Bloom’s passion for sharing knowledge led her to stretch beyond academia and tap the skills of her neighbors to launch Mt. Airy Learning Tree in 1981. She took the organization’s name from a novel by the late African American photographer Gordon Parks, who once gave a lecture at MALT.
In 1980, Bloom and a group of volunteers began teaching non-credit courses to fellow residents of Germantown, Mt. Airy and Chestnut Hill. Classes ranged from basic plumbing to belly dancing. On one occasion, Bloom co-taught a class on Wonder Woman with a 12-year-old girl “who knew more about the comic-book character than I did,” Bloom said. “Over 40 years, MALT has helped thousands of people grasp hundreds of topics.”

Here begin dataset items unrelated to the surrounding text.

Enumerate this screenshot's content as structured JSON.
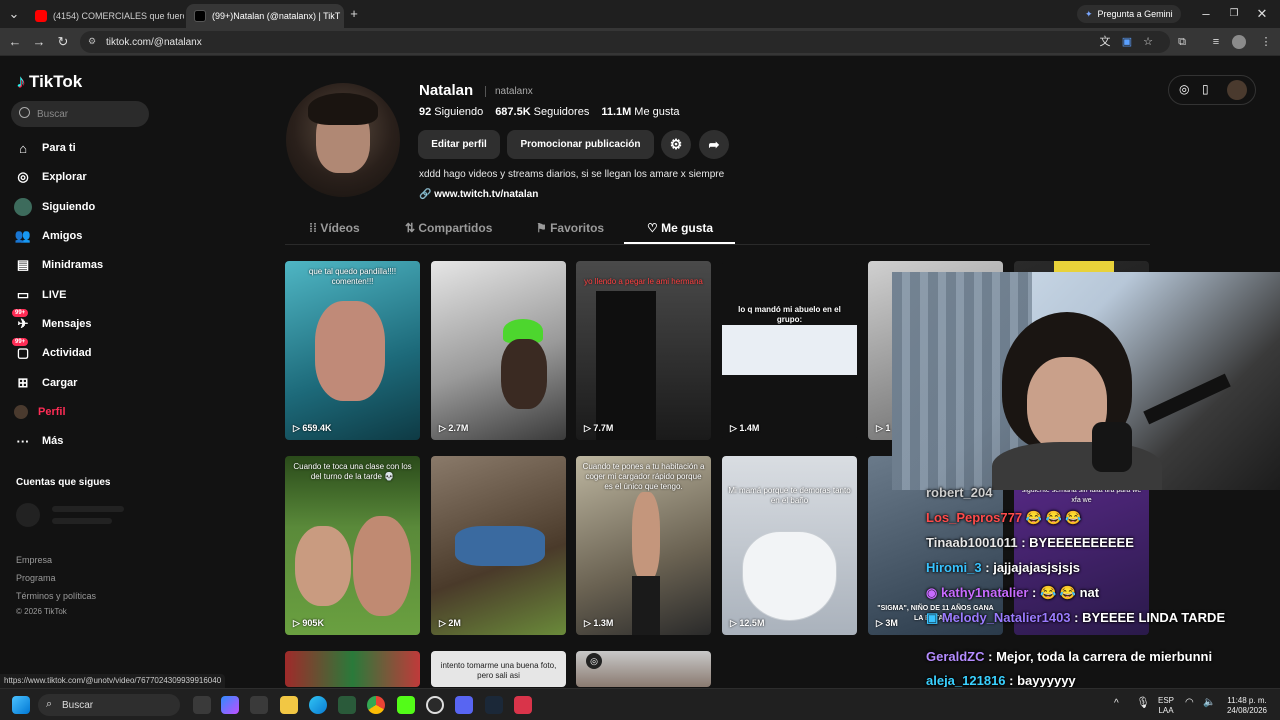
{
  "browser": {
    "tabs": [
      {
        "title": "(4154) COMERCIALES que fuero",
        "active": false
      },
      {
        "title": "(99+)Natalan (@natalanx) | TikT",
        "active": true
      }
    ],
    "new_tab": "+",
    "url": "tiktok.com/@natalanx",
    "gemini": "Pregunta a Gemini",
    "status_url": "https://www.tiktok.com/@unotv/video/7677024309939916040"
  },
  "sidebar": {
    "brand": "TikTok",
    "search_placeholder": "Buscar",
    "items": [
      {
        "label": "Para ti",
        "icon": "home-icon"
      },
      {
        "label": "Explorar",
        "icon": "compass-icon"
      },
      {
        "label": "Siguiendo",
        "icon": "following-avatar-icon"
      },
      {
        "label": "Amigos",
        "icon": "friends-icon"
      },
      {
        "label": "Minidramas",
        "icon": "minidrama-icon"
      },
      {
        "label": "LIVE",
        "icon": "live-icon"
      },
      {
        "label": "Mensajes",
        "icon": "message-icon",
        "badge": "99+"
      },
      {
        "label": "Actividad",
        "icon": "activity-icon",
        "badge": "99+"
      },
      {
        "label": "Cargar",
        "icon": "upload-icon"
      },
      {
        "label": "Perfil",
        "icon": "profile-avatar-icon",
        "active": true
      },
      {
        "label": "Más",
        "icon": "more-icon"
      }
    ],
    "following_header": "Cuentas que sigues",
    "footer": [
      "Empresa",
      "Programa",
      "Términos y políticas",
      "© 2026 TikTok"
    ]
  },
  "profile": {
    "name": "Natalan",
    "handle": "natalanx",
    "following_count": "92",
    "following_label": "Siguiendo",
    "followers_count": "687.5K",
    "followers_label": "Seguidores",
    "likes_count": "11.1M",
    "likes_label": "Me gusta",
    "edit_button": "Editar perfil",
    "promote_button": "Promocionar publicación",
    "bio": "xddd hago videos y streams diarios, si se llegan los amare x siempre",
    "link": "www.twitch.tv/natalan",
    "tabs": [
      "Vídeos",
      "Compartidos",
      "Favoritos",
      "Me gusta"
    ],
    "active_tab": "Me gusta"
  },
  "videos": [
    {
      "caption": "que tal quedo pandilla!!!! comenten!!!",
      "views": "659.4K"
    },
    {
      "caption": "",
      "views": "2.7M"
    },
    {
      "caption": "yo llendo a pegar le ami hermana",
      "views": "7.7M"
    },
    {
      "caption": "lo q mandó mi abuelo en el grupo:",
      "views": "1.4M"
    },
    {
      "caption": "",
      "views": "1"
    },
    {
      "caption": "",
      "views": ""
    },
    {
      "caption": "Cuando te toca una clase con los del turno de la tarde 💀",
      "views": "905K"
    },
    {
      "caption": "",
      "views": "2M"
    },
    {
      "caption": "Cuando te pones a tu habitación a coger mi cargador rápido porque es el único que tengo.",
      "views": "1.3M"
    },
    {
      "caption": "Mi mamá porque te demoras tanto en el baño",
      "views": "12.5M"
    },
    {
      "caption": "\"SIGMA\", NIÑO DE 11 AÑOS GANA LA BATALLA",
      "views": "3M"
    },
    {
      "caption": "siguiente semana sin falta tira para we xfa we",
      "views": ""
    },
    {
      "caption": "",
      "views": ""
    },
    {
      "caption": "intento tomarme una buena foto, pero sali asi",
      "views": ""
    },
    {
      "caption": "",
      "views": ""
    }
  ],
  "chat": [
    {
      "user": "robert_204",
      "msg": "",
      "color": "#cfcfcf"
    },
    {
      "user": "Los_Pepros777",
      "msg": "😂 😂 😂",
      "color": "#ff4b4b"
    },
    {
      "user": "Tinaab1001011",
      "msg": ": BYEEEEEEEEEE",
      "color": "#e8e8e8"
    },
    {
      "user": "Hiromi_3",
      "msg": ": jajjajajasjsjsjs",
      "color": "#39c3ff"
    },
    {
      "user": "kathy1natalier",
      "msg": ": 😂 😂 nat",
      "color": "#c86bff"
    },
    {
      "user": "Melody_Natalier1403",
      "msg": ": BYEEEE LINDA TARDE",
      "color": "#9b7bff"
    },
    {
      "user": "GeraldZC",
      "msg": ": Mejor, toda la carrera de mierbunni",
      "color": "#b48cff"
    },
    {
      "user": "aleja_121816",
      "msg": ": bayyyyyy",
      "color": "#3ad1ff"
    }
  ],
  "taskbar": {
    "search": "Buscar",
    "lang": "ESP",
    "lang2": "LAA",
    "time": "11:48 p. m.",
    "date": "24/08/2026"
  },
  "colors": {
    "accent": "#fe2c55",
    "page_bg": "#121212",
    "chrome_bg": "#1f1f1f"
  }
}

A shrewd diplomat, Bloom chose locations belonging to different ethnic, racial and cultural groups to host classes, an approach that ensured contact among people from a range of backgrounds. She also made sure that MALT’s board included a cross-section of her neighbors.
MALT offers classes for children, but Bloom also addressed the needs of young people, many of them of African heritage, through a tutoring program she established in the early 2000s. As part of the program, volunteer tutors work one on one to strengthen the reading skills of students at Mt. Airy’s Henry H. Houston public elementary school.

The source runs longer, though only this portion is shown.